Dal 2018, non ha più rimesso piede in Sardegna. Ma quest’estate spera di tornarci, con tutta la famiglia. E sogna un futuro condiviso tra le sue due patrie: sei mesi in Africa, sei mesi sull’isola. “Io e mio marito stiamo valutando l’acquisto di un terreno. Lui ha un debole per Alghero, ma vuole scoprire il sud. È rimasto incantato dalla Sardegna fin dalla sua prima vacanza.”
Il suo legame con l’isola è più che affettivo. È viscerale. “Mi commuovo sentendo una launeddas. A volte ho paura di dimenticare, per questo racconto, canto, mostro foto ai miei figli. Non voglio che vada perduto nulla del nostro patrimonio.”
Sara Janet non nasconde le difficoltà vissute in vari contesti: episodi di pregiudizio, stereotipi, sia in Italia che in Africa. Ma li affronta con lucidità e senza vittimismo. “Da piccola mi chiamavano ‘la figlia della sarda’, come se non avessi un nome. Mio marito e i miei figli hanno affrontato situazioni simili, ma abbiamo sempre risposto con positività.” “Il razzismo vero esiste, ma spesso si tratta di ignoranza. In Senegal ho trovato accoglienza e senso comunitario. Qui la gente si aiuta, interviene se serve, non si gira dall’altra parte.”
E conclude con un proverbio sardo che fa il paio con uno senegalese: “In Africa si dice: ‘La mamma degli imbecilli è sempre incinta’. In Sardegna: ‘Chentu concas, chentu berritas’. Il mondo è vario, ma l’importante è scegliere sempre l’amore e il rispetto.”
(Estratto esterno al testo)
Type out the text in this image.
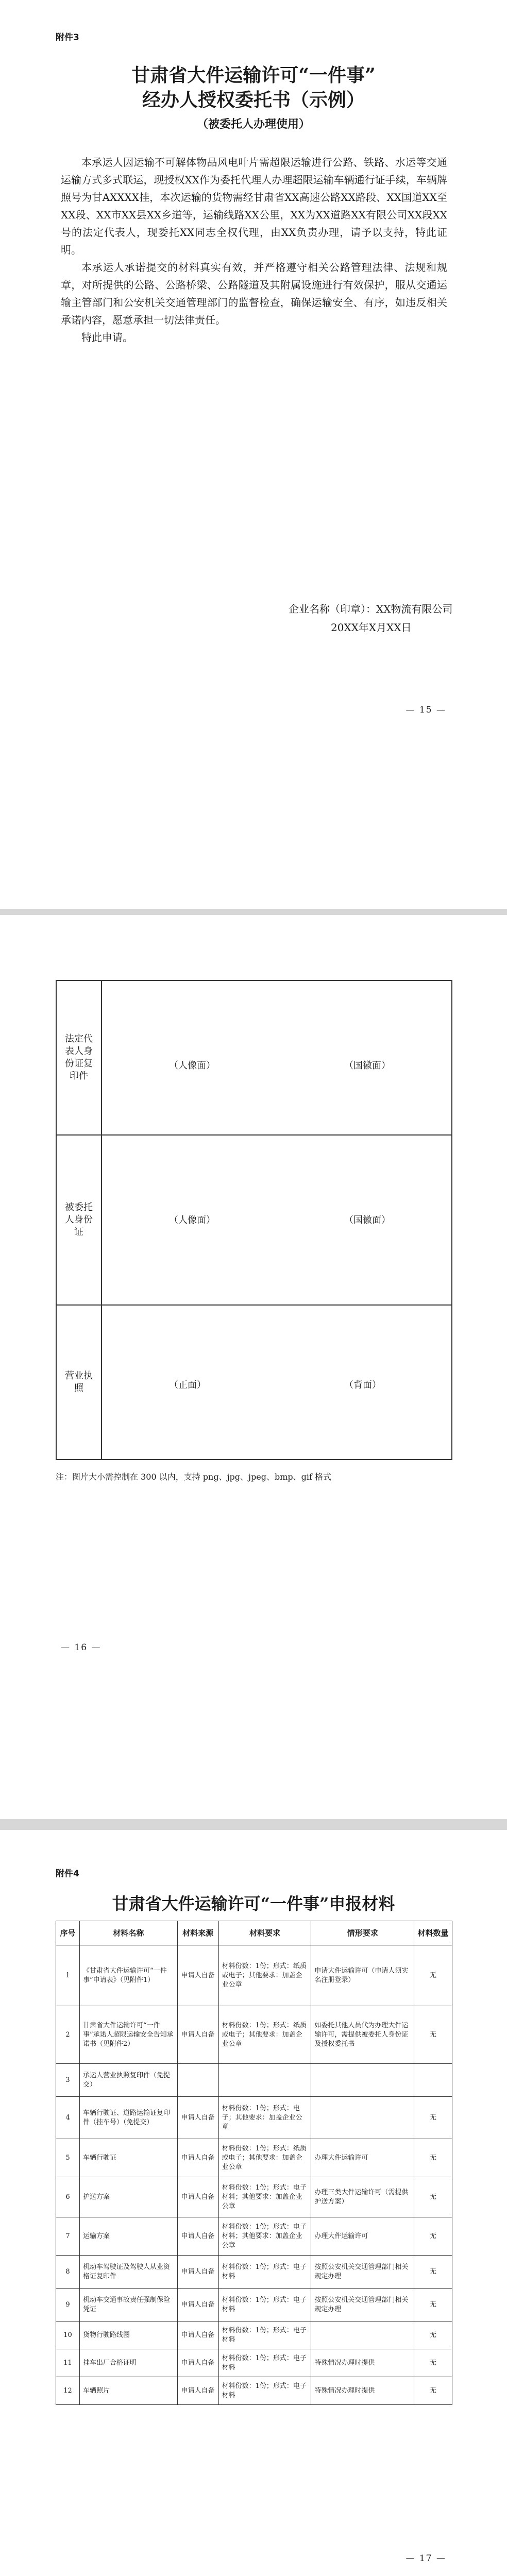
附件3
甘肃省大件运输许可“一件事”
经办人授权委托书（示例）
（被委托人办理使用）

本承运人因运输不可解体物品风电叶片需超限运输进行公路、铁路、水运等交通运输方式多式联运，现授权XX作为委托代理人办理超限运输车辆通行证手续，车辆牌照号为甘AXXXX挂，本次运输的货物需经甘肃省XX高速公路XX路段、XX国道XX至XX段、XX市XX县XX乡道等，运输线路XX公里，XX为XX道路XX有限公司XX段XX号的法定代表人，现委托XX同志全权代理，由XX负责办理，请予以支持，特此证明。

本承运人承诺提交的材料真实有效，并严格遵守相关公路管理法律、法规和规章，对所提供的公路、公路桥梁、公路隧道及其附属设施进行有效保护，服从交通运输主管部门和公安机关交通管理部门的监督检查，确保运输安全、有序，如违反相关承诺内容，愿意承担一切法律责任。

特此申请。

企业名称（印章）：XX物流有限公司
20XX年X月XX日
— 15 —
法定代表人身份证复印件	（人像面） （国徽面）

被委托人身份证	（人像面） （国徽面）

营业执照	（正面） （背面）
注：图片大小需控制在 300 以内，支持 png、jpg、jpeg、bmp、gif 格式
— 16 —
附件4
甘肃省大件运输许可“一件事”申报材料
序号	材料名称	材料来源	材料要求	情形要求	材料数量
1	《甘肃省大件运输许可“一件事”申请表》（见附件1）	申请人自备	材料份数：1份；形式：纸质或电子；其他要求：加盖企业公章	申请大件运输许可（申请人须实名注册登录）	无
2	甘肃省大件运输许可“一件事”承诺人超限运输安全告知承诺书（见附件2）	申请人自备	材料份数：1份；形式：纸质或电子；其他要求：加盖企业公章	如委托其他人员代为办理大件运输许可，需提供被委托人身份证及授权委托书	无
3	承运人营业执照复印件（免提交）				
4	车辆行驶证、道路运输证复印件（挂车号）（免提交）	申请人自备	材料份数：1份；形式：电子；其他要求：加盖企业公章		无
5	车辆行驶证	申请人自备	材料份数：1份；形式：纸质或电子；其他要求：加盖企业公章	办理大件运输许可	无
6	护送方案	申请人自备	材料份数：1份；形式：电子材料；其他要求：加盖企业公章	办理三类大件运输许可（需提供护送方案）	无
7	运输方案	申请人自备	材料份数：1份；形式：电子材料；其他要求：加盖企业公章	办理大件运输许可	无
8	机动车驾驶证及驾驶人从业资格证复印件	申请人自备	材料份数：1份；形式：电子材料	按照公安机关交通管理部门相关规定办理	无
9	机动车交通事故责任强制保险凭证	申请人自备	材料份数：1份；形式：电子材料	按照公安机关交通管理部门相关规定办理	无
10	货物行驶路线图	申请人自备	材料份数：1份；形式：电子材料		无
11	挂车出厂合格证明	申请人自备	材料份数：1份；形式：电子材料	特殊情况办理时提供	无
12	车辆照片	申请人自备	材料份数：1份；形式：电子材料	特殊情况办理时提供	无
— 17 —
Fiera delle sue origini sarde e bergamasche, grata all’Italia e profondamente riconoscente al Senegal, Sara Janet Capelletti è il ritratto autentico di un’identità multipla ma coerente. Una donna che vive tra due mondi, senza perdere il filo delle radici. E che oggi, con la sua voce pubblica, costruisce un ponte culturale fatto di memoria, arte e umanità.